Issues

ILC2 are critical regulators of inflammation and tissue homeostasis in diverse anatomical sites. ILC2-targeted mouse models have underpinned this emerging field of research. Kabil et al. (2025) developed a novel Il17rbCreERT2.eGFP mouse to study the role of Rora in mature ILC2.

Influenza virus remains a public health burden for which recommendations encourage annual vaccination. However, some studies have suggested repeat annual vaccination may have negative effects on influenza virus immunity. This review analyzes immunological mechanisms that may result in reduced effectiveness of annual influenza virus vaccines.

We highlight how the gut microbiome modulates immune checkpoint blockade efficacy in cancer. We outline diagnostic tools for dysbiosis, examine microbiota-centred interventions (e.g., faecal microbiota transplantation, probiotics, dietary changes), and propose clinical strategies. This review underscores their potential to improve ICB outcomes and reduce toxicity.
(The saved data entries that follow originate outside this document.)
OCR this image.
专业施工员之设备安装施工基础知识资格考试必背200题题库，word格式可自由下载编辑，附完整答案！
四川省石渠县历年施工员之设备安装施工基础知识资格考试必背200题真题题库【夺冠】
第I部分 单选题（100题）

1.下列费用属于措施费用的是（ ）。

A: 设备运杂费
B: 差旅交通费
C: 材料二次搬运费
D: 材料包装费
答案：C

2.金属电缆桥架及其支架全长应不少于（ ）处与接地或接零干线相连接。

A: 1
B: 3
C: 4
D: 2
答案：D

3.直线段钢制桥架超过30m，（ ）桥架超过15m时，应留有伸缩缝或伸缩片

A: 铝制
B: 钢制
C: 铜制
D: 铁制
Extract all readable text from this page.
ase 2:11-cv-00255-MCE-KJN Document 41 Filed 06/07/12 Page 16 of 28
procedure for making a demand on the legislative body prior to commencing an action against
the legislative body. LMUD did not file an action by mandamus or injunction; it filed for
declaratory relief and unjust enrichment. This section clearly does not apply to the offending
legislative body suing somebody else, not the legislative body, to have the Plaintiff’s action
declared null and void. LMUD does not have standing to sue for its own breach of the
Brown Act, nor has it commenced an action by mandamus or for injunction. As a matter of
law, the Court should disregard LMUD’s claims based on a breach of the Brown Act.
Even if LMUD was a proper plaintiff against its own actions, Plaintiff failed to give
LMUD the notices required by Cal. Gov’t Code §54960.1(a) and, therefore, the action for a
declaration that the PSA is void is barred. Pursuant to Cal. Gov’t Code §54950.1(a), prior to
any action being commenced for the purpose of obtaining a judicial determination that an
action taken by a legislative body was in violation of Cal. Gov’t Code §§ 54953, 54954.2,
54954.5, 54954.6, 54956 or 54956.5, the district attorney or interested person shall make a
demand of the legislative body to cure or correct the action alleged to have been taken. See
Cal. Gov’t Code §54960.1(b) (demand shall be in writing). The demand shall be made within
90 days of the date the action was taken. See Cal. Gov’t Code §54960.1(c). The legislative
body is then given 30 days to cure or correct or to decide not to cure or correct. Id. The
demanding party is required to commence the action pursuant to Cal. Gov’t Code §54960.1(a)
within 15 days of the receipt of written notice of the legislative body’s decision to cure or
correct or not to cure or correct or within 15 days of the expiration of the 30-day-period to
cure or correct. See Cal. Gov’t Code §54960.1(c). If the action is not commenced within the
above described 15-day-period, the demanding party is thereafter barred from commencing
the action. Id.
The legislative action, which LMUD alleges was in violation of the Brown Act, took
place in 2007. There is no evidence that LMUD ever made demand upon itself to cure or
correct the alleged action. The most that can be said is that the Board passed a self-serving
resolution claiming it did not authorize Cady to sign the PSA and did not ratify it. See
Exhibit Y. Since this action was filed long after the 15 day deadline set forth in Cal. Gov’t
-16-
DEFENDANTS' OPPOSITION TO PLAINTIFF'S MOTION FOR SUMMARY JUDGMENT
This review explores how aging alters the microvasculature and surrounding stromal cells, disrupting immune cell trafficking and promoting chronic inflammation. The authors highlight key molecular changes and propose therapeutic strategies targeting vascular aging to mitigate age-related inflammatory diseases.

Oligodendrocyte-derived IL-33 regulates self-reactive CD8⁺ T cells in CNS autoimmunity. IL-33 ablation reduces persistence and TCF-1^low effector T cell generation, mitigating disease. Local IL-33 blockade via delivery of a decoy receptor improves outcomes, highlighting tissue factors as druggable targets for chronic CNS autoimmune disorders.

Chilblains were reported in SARS-CoV-2–exposed individuals without PCR- or serologically defined COVID-19. Excessive TLR7 responses to SARS-CoV-2 by pDCs are linked to I-IFN–driven chilblain development. While TLR7 deficiency predisposes to severe COVID-19, enhanced TLR7 responses may confer sterilizing immunity to SARS-CoV-2, with chilblains as a trade-off.

Frolov et al. discover an expansion and activation of microglia and T cells preceding neuronal loss in spastic paraplegia 15, highlighting the importance of immune responses and myeloid cell–lymphocyte interactions in the pathogenesis of hereditary spastic paraplegias.

This study highlights the contribution of PRC2 to Aire-mediated stochastic gene expression and the development of mimetic cells through various single-cell approaches. The genomics data utilized in this work serve as a valuable resource for advancing research on Aire.

AIRE regulates thymic interferon-stimulated genes, preceding anti-IFNα autoantibody production in Aire-deficient rats. These autoantibodies reduce T1 IFN signaling, dampen immune activation, and correlate with lower tissue inflammation, uncovering a protective mechanism that inversely associates with autoimmune pathology.

Sandoval et al. show that a single malaria episode reprograms T cell activation to minimize cytotoxicity and injury during subsequent infections. This adaptation is long-lived, operates independently of pathogen load, and associates with immunity to severe forms of the disease.

Fike et al. describe mechanisms of IRF7-driven autoimmune B cell and autoantibody responses. Mechanistic studies guided by OMICs data reveal that IRF7 promotes lupus-prone germinal center and plasma cell responses by regulating transcriptome, translation, and metabolism of B cells.

This study identifies a balance between ILC2s and ILC3s as critical for gut tissue repair. Selective deletion experiments reveal that ILC2 loss promotes fibrosis, while ILC3 depletion protects against it, highlighting ILC3s as key drivers of intestinal fibrosis.

Nerves are integral to adenoid cystic carcinoma (ACC). We identified sympathetic nerves in ACC that promote disease progression and correlate with worse patient survival. Sympathetic nerves reflect tumor axonogenesis driven by noradrenergic neural development programs, and can be targeted as a therapeutic strategy.

Canonically, control of Mycobacterium tuberculosis infection requires a Th1 immune response and IFNγ secretion. Here, noncanonical immunity is identified as an important feature of bacterial control during tuberculosis disease when human-relevant genetic and phenotypic diversity is incorporated into model systems.

Factor XII drives thrombosis but is dispensable for hemostasis, making it an anticoagulant drug target. This study shows that factor XII–triggered coagulation traps pathogens and limits bacterial dissemination, highlighting a role of prothrombotic mechanisms in innate immunity and host defense.

Fortmann et al. unravel the immune landscape of the human choroid in health and AMD. They demonstrate that a previously unknown prenatally derived macrophage is uniquely involved in lipid metabolism and vascular maintenance and is decreased and dysfunctional in AMD.